Андрей и Клава не смогли удержаться и дружно расхохотались.
- Чего ржёте? Смотрите у меня, если что-нибудь плохое узнаю промеж вас, обоих палкой так обработаю, что вовек не забудете! Не посмотрю, что выше меня, ума совсем ещё нет. Жизни ни крошки не видали и не знаете!
- Да ничего между нами нет, мамочка, - обняла мать за плечи и поцеловала в голову Клава. – Просто ты Андрея не так поняла.
- Не так поняла? Правда? Ну, тогда не сердись на меня, Андрюш! Мне ведь не довелось столько учиться, как вам, и во многом вы меня далеко обошли. Но в жизни всё равно я больше вас смыслю.
Нина Тимофеевна вытерла ладонями повлажневшие глаза, шмыгнула носом и добавила:
- Пусть хоть вам, молодёжи, повезёт, да жизнь ваша будет безоблачной. Мы вот хорошей жизни и не видали.
Андрей с Клавой посмотрели друг на друга, улыбнулись, и каждый занялся своей работой: он вышел на улицу, взял вёдра и продолжил путь к колодцу, а она на кухню, чтобы домыть посуду. Но в груди девушки сильно саднило от внутренней боли, будто в сердце вонзилась острая заноза. «Почему Андрей так выразился? Почему это он про «дружбу врозь» сказал? Да ведь он своими словами меня просто убил! Неужели совсем уж никаких шансов теперь у меня не осталось?» Тарелка, которую вытирала девушка, выскользнула из рук, упала на пол и разлетелась вдребезги. Мать, заглянув на кухню, недовольно проворчала:
- Что там у тебя?
Клава, повернувшись спиной к матери, чтобы не выдать своих непрошеных слёз, собирала веником на совок осколки тарелки.
- Тарелку уронила…
- Ничего, это к счастью, только больше не бей, - произнесла Тима Нина и скрылась.
«Не знаю, много ли счастья эта тарелка принесёт? Кабы знать, что правда к счастью, то всю посуду в доме перебила бы», - невесело подумала Клава и смахнула осколки в ведро под умывальником.
Никак у неё сердце не успокоится, так и ёрзает в груди, да и есть отчего, ведь каждый день приносит девушке всё новые и новые беспокойства. А как хочется, чтобы пусть хоть очень маленькая, крохотная, но радость посетила её, ведь она в последнее время уже совсем пала духом. Но почему-то нет этой радости!
Рано утром Клава проснулась от мягкого прикосновения маминой руки к плечу.

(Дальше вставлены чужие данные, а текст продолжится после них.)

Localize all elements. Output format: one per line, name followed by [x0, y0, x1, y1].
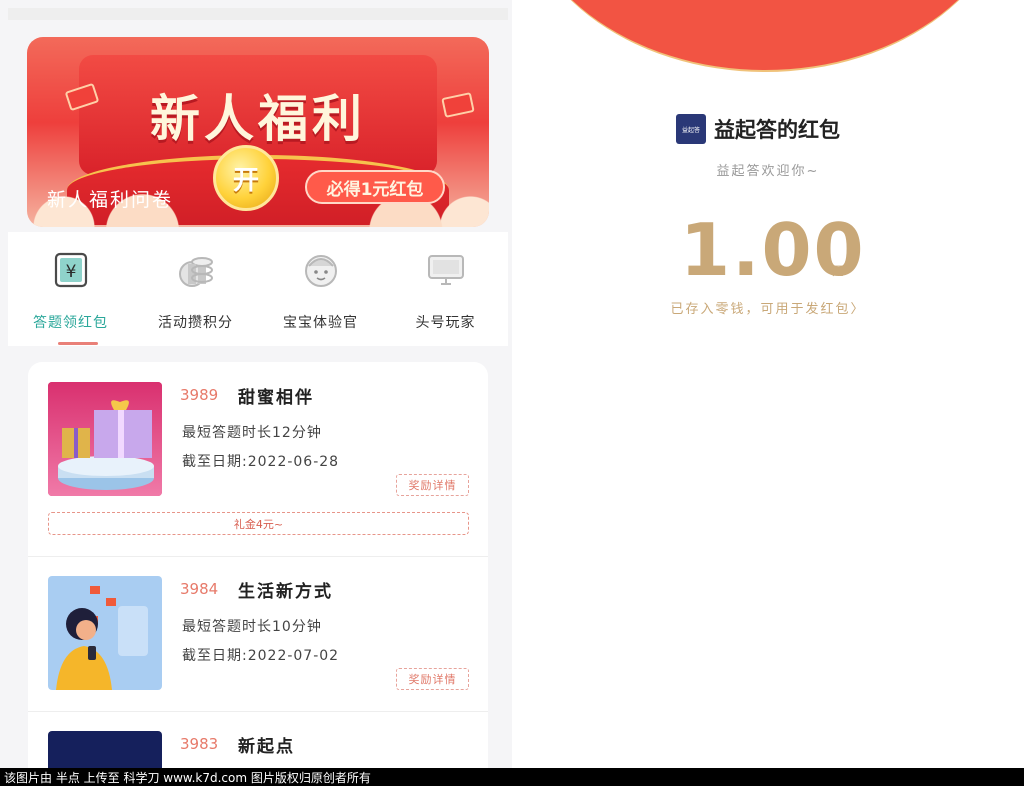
- banner-title: 新人福利: [150, 90, 366, 148]
- tab-baby-tester[interactable]: 宝宝体验官: [258, 250, 383, 332]
- reward-details-button[interactable]: 奖励详情: [396, 474, 469, 496]
- status-strip: [8, 8, 508, 20]
- active-tab-indicator: [58, 342, 98, 345]
- tab-label: 头号玩家: [415, 315, 476, 331]
- survey-duration: 最短答题时长12分钟: [182, 425, 322, 441]
- survey-deadline: 截至日期:2022-07-02: [182, 648, 340, 664]
- tab-label: 宝宝体验官: [283, 315, 358, 331]
- survey-list: 3989 甜蜜相伴 最短答题时长12分钟 截至日期:2022-06-28 奖励详…: [28, 362, 488, 768]
- amount-unit: 元: [832, 264, 845, 278]
- survey-id: 3984: [180, 580, 219, 598]
- saved-to-wallet-link[interactable]: 已存入零钱，可用于发红包〉: [512, 298, 1024, 317]
- welcome-message: 益起答欢迎你~: [716, 164, 820, 179]
- category-tabs: ¥ 答题领红包 活动攒积分 宝宝体验官 头号玩家: [8, 232, 508, 346]
- survey-card[interactable]: 3983 新起点: [28, 711, 488, 768]
- tab-label: 答题领红包: [33, 315, 108, 331]
- gift-thumbnail: [48, 382, 162, 496]
- coins-icon: [176, 250, 216, 290]
- survey-title: 生活新方式: [238, 582, 333, 602]
- gift-amount-badge: 礼金4元~: [48, 512, 469, 535]
- open-coin-button[interactable]: 开: [213, 145, 279, 211]
- sender-name: 益起答的红包: [714, 118, 840, 142]
- new-user-banner[interactable]: 新人福利 开 必得1元红包 新人福利问卷: [27, 37, 489, 227]
- svg-text:¥: ¥: [65, 262, 76, 282]
- survey-deadline: 截至日期:2022-06-28: [182, 454, 340, 470]
- tab-label: 活动攒积分: [158, 315, 233, 331]
- monitor-icon: [426, 250, 466, 290]
- reward-pill: 必得1元红包: [305, 170, 445, 204]
- watermark-text: 该图片由 半点 上传至 科学刀 www.k7d.com 图片版权归原创者所有: [4, 771, 371, 785]
- redpacket-amount: 1.00: [680, 208, 866, 292]
- survey-thumbnail: [48, 731, 162, 768]
- baby-face-icon: [301, 250, 341, 290]
- tab-top-player[interactable]: 头号玩家: [383, 250, 508, 332]
- banner-subtitle: 新人福利问卷: [47, 189, 174, 211]
- redpacket-top-arc: [516, 0, 1014, 72]
- survey-title: 甜蜜相伴: [238, 388, 314, 408]
- watermark-bar: 该图片由 半点 上传至 科学刀 www.k7d.com 图片版权归原创者所有: [0, 768, 1024, 786]
- questionnaire-page: 新人福利 开 必得1元红包 新人福利问卷 ¥ 答题领红包 活动攒积分 宝宝体验官…: [0, 0, 512, 768]
- sender-logo: 益起答: [676, 114, 706, 144]
- survey-title: 新起点: [238, 737, 295, 757]
- reward-details-button[interactable]: 奖励详情: [396, 668, 469, 690]
- survey-id: 3983: [180, 735, 219, 753]
- woman-phone-thumbnail: [48, 576, 162, 690]
- yuan-card-icon: ¥: [51, 250, 91, 290]
- survey-duration: 最短答题时长10分钟: [182, 619, 322, 635]
- survey-card[interactable]: 3984 生活新方式 最短答题时长10分钟 截至日期:2022-07-02 奖励…: [28, 556, 488, 710]
- survey-id: 3989: [180, 386, 219, 404]
- redpacket-sender: 益起答 益起答的红包: [676, 114, 840, 144]
- redpacket-result-page: 益起答 益起答的红包 益起答欢迎你~ 1.00 元 已存入零钱，可用于发红包〉: [512, 0, 1024, 768]
- tab-answer-redpacket[interactable]: ¥ 答题领红包: [8, 250, 133, 345]
- tab-activity-points[interactable]: 活动攒积分: [133, 250, 258, 332]
- survey-card[interactable]: 3989 甜蜜相伴 最短答题时长12分钟 截至日期:2022-06-28 奖励详…: [28, 362, 488, 554]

- Клава, дорогая моя, вставай. Тяжело мне, видно, время подошло, - Нина Тимофеевна держится обеими руками за большой живот, по лбу пот катится.
Еле-еле Клава смогла раскрыть тяжёлые, слипающиеся веки, кажется, только-только уснула, а уже поднимают. В конце концов, дадут ей когда-нибудь выспаться?!

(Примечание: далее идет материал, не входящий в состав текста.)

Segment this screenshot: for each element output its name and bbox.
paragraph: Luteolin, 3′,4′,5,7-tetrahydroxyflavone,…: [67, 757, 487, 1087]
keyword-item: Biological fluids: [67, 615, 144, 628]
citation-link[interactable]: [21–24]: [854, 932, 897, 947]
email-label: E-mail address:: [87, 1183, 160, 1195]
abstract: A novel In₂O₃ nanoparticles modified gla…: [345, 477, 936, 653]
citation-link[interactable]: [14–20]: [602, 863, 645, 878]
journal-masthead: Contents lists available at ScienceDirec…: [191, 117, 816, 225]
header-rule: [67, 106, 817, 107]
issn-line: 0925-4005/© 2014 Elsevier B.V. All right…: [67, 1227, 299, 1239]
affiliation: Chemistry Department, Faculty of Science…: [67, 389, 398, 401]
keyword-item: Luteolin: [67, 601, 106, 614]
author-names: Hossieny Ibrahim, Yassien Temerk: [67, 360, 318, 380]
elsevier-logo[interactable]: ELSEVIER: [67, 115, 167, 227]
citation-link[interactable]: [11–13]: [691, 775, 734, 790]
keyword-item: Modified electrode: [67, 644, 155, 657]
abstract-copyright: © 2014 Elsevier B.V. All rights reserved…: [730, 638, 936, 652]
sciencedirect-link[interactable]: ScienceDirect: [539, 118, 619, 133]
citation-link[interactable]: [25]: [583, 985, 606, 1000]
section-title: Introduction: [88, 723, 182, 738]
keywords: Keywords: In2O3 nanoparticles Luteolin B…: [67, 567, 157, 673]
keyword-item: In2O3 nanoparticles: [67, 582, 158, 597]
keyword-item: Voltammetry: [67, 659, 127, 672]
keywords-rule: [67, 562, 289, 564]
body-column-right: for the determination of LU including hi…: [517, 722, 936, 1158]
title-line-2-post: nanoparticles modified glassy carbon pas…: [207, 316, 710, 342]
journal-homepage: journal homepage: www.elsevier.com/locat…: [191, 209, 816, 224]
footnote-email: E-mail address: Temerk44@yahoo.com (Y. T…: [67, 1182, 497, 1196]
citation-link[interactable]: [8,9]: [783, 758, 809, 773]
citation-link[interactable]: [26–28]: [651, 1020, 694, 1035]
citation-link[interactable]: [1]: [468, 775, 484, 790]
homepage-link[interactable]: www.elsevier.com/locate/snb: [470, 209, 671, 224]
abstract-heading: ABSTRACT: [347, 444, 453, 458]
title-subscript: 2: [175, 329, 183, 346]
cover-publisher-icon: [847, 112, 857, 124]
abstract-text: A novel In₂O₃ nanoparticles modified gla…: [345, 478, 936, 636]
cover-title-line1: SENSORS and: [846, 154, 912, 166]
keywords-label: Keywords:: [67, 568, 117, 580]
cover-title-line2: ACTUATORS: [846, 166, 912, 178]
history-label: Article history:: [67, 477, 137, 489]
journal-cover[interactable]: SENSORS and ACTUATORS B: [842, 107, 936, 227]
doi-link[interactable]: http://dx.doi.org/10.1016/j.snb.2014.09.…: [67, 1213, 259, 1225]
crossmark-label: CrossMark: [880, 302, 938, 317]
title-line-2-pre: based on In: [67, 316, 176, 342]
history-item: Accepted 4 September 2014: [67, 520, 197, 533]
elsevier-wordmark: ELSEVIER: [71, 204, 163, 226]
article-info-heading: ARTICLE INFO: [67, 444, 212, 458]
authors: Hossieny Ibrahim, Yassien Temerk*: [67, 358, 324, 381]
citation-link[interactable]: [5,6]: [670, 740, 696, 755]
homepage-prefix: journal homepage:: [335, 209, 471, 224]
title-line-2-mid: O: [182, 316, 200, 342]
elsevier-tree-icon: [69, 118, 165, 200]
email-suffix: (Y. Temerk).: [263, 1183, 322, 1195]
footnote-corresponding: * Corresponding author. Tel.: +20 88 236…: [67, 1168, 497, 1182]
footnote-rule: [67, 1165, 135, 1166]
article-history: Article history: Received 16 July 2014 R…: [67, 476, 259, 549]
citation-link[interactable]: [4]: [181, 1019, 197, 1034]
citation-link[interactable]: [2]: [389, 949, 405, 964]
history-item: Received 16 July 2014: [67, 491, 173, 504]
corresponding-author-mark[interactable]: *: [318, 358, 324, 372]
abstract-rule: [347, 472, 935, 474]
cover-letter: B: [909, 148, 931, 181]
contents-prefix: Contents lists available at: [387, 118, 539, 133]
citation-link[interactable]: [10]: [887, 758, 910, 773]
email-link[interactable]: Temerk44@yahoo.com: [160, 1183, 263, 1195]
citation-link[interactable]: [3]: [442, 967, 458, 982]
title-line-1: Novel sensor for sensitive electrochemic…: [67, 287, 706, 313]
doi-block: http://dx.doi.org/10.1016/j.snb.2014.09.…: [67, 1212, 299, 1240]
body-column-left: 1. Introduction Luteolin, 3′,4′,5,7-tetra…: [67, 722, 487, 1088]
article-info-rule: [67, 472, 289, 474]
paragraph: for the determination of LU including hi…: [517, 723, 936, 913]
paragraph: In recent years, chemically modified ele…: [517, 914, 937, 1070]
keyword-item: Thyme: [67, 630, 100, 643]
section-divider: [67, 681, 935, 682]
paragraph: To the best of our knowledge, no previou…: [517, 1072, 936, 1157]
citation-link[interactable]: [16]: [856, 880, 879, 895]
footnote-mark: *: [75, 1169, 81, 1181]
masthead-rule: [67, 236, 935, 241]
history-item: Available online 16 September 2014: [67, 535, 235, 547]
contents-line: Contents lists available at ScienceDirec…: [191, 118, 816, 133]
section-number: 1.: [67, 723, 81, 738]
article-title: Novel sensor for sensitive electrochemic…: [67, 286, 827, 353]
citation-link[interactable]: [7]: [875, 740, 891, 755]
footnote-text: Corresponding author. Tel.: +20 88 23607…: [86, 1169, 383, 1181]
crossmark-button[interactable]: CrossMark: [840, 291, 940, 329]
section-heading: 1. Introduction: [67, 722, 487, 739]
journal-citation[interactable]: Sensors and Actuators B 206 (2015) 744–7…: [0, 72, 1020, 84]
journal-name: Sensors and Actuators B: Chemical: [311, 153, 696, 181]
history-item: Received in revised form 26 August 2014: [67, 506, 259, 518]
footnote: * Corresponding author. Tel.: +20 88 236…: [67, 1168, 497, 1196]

- Положат меня, - откуда-то издалека донёсся дрожащий голос матери. – Корову подои, всё убери. Что-нибудь покушать приготовь и брата с сестрой покорми. В гардеробе у меня приготовлены детское одеяло, подгузники, ленты. Если будет сын, то синюю ленту положи, а если дочь, то красную. Заявится отец, вели коляску Мишину подремонтировать, совсем уже расшаталась. Вот и «скорая» подъехала.
С наполовину закрытыми глазами, хоть спички вставляй, поднялась Клава с тёплой постели, пошарила ногами, нашла под кроватью тапочки, помогла одеться матери и проводила её, поддерживая под локоть, до машины «Скорой помощи». Когда «буханка» с красным крестом отъехала от дома и скрылась за углом, Клава, съёжившись от утреннего холода, вбежала обратно в дом. Стенные часы показывали пять утра, если сейчас ляжет, то уснёт и всё проспит. Лучше уж сразу выйти и подоить корову. Согрела в чайнике воду, налила в подойник, нарядилась в мамину рабочую одежду и вышла в хлев.
- Светлая, вставай, подою я тебя, - ласково, как и мать, обратилась к корове.
Корова была вся чёрная, ни одного белого пятнышка, но почему-то её прозвали Светлой, видимо, в насмешку. Светлая, продолжая жевать, повернула широколобую рогатую голову с большими задумчивыми глазами к девочке, глубоко вздохнула, но при этом и не подумала даже сделать хоть какое-то движение, обозначающее желание подняться.
- Ну, вставай, матушка, вставай, - Клава тоненьким прутиком легонько коснулась её спины.
Корова всем корпусом покачалась-покачалась взад-вперёд, тяжело поднялась на задние ноги, затем на передние, снова взглянула на девочку, всем своим видом спрашивая: «Встала, ну и что теперь?»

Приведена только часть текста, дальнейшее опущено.